Positive cash flows do not arise during the useful life of product line, therefore discounted payback period exceeds 11 years. The threshold for Discounted paybacj period is 4.5 years, so CF should not accept this project.

Part (4)

Net Cash Inflow:

Year Cash Flow Present Value Factor @11%                     (1/(1+i)^n) Discounted Cash Flow
1              91,407 0.9009                                 82,349
2              91,407 0.8116                                 74,188
3              91,407 0.7312                                 66,836
4              91,407 0.6587                                 60,213
5              91,407 0.5935                                 54,246
6              91,407 0.5346                                 48,870
7              91,407 0.4817                                 44,027
8              91,407 0.4339                                 39,664
9              91,407 0.3909                                 35,733
10              91,407 0.3522                                 32,192
11            208,907 0.3173                                 66,283
$604,600

Net cash Outflow: $645,250

Net Present Value:

Net Cash Inflow - Net Cash Outflow

$604,600 - $645,250
($40,650)

As the Net Present value is nefative, CF should not accept this project.

Part (5)

CF should not accept this project as the Profitability index is less than 1.

Part (6)

Modified Internal Rate of Return: Rate of return at which Net Cash Inflow is equals to Net Cash Outflow.

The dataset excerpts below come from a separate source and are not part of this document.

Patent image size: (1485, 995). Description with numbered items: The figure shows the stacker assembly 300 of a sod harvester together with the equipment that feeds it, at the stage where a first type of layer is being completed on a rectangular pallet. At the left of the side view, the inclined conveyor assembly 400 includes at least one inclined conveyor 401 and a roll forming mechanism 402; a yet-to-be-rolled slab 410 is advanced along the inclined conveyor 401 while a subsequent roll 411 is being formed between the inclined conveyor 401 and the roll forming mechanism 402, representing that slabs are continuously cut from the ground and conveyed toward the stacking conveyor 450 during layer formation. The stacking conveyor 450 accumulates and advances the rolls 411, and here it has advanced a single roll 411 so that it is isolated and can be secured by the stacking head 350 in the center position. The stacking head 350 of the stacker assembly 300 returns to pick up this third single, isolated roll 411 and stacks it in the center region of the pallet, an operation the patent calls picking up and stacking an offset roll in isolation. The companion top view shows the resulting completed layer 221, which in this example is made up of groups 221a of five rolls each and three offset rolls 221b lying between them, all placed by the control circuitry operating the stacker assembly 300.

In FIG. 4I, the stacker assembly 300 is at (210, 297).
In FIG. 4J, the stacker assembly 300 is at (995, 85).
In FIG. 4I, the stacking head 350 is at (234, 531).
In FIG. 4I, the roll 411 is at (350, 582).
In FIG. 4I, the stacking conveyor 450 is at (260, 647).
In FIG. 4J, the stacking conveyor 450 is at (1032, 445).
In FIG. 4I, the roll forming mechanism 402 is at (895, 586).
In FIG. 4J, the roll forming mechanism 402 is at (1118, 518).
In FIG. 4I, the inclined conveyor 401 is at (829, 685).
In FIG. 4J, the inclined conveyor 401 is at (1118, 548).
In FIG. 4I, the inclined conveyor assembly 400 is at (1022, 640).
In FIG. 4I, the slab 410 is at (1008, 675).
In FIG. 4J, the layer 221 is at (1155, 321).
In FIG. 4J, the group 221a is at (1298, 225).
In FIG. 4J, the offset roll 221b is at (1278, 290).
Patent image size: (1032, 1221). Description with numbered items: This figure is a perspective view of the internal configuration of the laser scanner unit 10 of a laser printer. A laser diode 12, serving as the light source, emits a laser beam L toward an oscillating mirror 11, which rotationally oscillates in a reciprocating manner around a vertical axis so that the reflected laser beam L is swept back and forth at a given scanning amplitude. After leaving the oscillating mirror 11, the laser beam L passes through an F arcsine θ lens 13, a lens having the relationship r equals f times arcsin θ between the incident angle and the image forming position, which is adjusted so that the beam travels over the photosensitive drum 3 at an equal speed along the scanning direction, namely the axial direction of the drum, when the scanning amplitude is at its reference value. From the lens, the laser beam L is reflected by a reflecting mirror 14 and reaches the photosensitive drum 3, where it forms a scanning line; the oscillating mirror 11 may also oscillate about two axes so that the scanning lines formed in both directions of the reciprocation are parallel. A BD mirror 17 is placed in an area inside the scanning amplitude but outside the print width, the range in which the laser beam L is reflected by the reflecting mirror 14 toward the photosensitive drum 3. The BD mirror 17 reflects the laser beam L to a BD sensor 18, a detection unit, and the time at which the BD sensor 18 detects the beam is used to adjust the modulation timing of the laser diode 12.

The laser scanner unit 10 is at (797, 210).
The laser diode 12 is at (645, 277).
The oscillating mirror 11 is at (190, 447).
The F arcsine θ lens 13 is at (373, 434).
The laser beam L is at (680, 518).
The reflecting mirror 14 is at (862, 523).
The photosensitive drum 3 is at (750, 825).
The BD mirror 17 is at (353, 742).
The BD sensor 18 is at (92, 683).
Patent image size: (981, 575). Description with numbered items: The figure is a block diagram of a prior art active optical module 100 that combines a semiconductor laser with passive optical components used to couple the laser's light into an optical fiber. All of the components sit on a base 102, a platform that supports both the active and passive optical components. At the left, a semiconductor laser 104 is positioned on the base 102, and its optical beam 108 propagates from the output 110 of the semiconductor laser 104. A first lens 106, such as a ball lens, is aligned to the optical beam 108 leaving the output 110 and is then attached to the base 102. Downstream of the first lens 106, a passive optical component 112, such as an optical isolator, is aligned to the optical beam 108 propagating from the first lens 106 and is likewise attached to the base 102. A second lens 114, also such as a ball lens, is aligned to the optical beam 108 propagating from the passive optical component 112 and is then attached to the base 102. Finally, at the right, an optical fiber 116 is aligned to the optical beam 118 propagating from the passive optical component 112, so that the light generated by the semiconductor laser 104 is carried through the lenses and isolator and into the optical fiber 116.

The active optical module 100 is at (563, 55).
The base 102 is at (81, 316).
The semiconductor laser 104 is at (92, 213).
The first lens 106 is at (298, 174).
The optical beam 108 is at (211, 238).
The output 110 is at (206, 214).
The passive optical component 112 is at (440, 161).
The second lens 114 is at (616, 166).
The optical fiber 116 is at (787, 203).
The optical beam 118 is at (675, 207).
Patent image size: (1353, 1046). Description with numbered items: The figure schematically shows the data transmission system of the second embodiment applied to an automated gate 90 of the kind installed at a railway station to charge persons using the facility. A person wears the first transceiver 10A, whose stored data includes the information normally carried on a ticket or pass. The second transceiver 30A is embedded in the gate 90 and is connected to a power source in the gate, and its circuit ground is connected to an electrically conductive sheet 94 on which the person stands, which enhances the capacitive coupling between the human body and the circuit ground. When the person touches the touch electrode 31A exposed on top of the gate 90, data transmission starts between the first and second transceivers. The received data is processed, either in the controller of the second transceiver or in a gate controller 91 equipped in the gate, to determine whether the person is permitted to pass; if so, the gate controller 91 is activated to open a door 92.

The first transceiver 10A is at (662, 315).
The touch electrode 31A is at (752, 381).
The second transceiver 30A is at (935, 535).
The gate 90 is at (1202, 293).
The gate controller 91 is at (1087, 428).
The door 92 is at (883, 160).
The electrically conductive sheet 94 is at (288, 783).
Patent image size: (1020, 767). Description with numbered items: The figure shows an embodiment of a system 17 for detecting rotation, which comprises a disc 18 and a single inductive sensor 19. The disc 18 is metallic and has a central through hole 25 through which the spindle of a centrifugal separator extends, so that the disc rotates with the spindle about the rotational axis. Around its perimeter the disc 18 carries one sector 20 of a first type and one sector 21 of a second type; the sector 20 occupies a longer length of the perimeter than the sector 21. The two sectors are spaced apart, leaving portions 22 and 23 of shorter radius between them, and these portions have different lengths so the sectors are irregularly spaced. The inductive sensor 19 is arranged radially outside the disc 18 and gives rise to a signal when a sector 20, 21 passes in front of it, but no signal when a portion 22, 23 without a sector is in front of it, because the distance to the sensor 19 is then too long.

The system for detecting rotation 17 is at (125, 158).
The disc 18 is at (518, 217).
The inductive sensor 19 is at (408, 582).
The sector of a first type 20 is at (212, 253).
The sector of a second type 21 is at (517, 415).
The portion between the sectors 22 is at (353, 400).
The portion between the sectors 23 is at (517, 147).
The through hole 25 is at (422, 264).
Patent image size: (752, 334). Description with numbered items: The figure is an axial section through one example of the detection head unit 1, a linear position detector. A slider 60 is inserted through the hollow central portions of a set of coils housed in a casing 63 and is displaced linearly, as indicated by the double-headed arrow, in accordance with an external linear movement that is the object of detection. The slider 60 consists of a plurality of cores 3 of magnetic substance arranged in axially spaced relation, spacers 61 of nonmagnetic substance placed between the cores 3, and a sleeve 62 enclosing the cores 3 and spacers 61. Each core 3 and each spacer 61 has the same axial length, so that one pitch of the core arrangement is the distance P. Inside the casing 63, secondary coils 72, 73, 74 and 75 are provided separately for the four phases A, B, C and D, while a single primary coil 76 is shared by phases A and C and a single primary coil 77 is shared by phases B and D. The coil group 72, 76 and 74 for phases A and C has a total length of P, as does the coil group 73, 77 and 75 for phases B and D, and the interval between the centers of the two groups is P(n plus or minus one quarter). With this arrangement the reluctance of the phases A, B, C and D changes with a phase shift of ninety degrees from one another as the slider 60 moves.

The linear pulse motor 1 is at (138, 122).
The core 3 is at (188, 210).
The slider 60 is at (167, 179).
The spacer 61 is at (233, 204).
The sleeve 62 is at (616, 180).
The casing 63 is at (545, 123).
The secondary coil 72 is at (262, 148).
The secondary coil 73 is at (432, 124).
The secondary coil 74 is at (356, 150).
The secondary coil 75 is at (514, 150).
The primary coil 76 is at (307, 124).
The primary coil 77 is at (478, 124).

Net Cash Inflow if discounted at 11%:

Year Cash Flow Present Value Factor @11%                     (1/(1+i)^n) Discounted Cash Flow
1              91,407 0.9009                                 82,349
2              91,407 0.8116                                 74,188
3              91,407 0.7312                                 66,836
4              91,407 0.6587                                 60,213
5              91,407 0.5935                                 54,246
6              91,407 0.5346                                 48,870
7              91,407 0.4817                                 44,027
8              91,407 0.4339                                 39,664
9              91,407 0.3909                                 35,733
10              91,407 0.3522                                 32,192
11            208,907 0.3173                                 66,283
$604,600

Net Cash Inflow if discounted at 9%:

Year Cash Flow Present Value Factor @9%                       (1/(1+i)^n) Discounted Cash Flow
1              91,407 0.9174                               83,860
2              91,407 0.8417                               76,935
3              91,407 0.7722                               70,583
4              91,407 0.7084                               64,755
5              91,407 0.6499                               59,408
6              91,407 0.5963                               54,503
7              91,407 0.5470                               50,003
8              91,407 0.5019                               45,874
9              91,407 0.4604                               42,086
10              91,407 0.4224                               38,611
11            208,907 0.3875                               80,958
                           667,577

Therefore, by applying Interpolation we can calculate MIRR as:

9.71%

The Modified Internal Rate of Return is less than the required rate of Return So CF should not accept this project.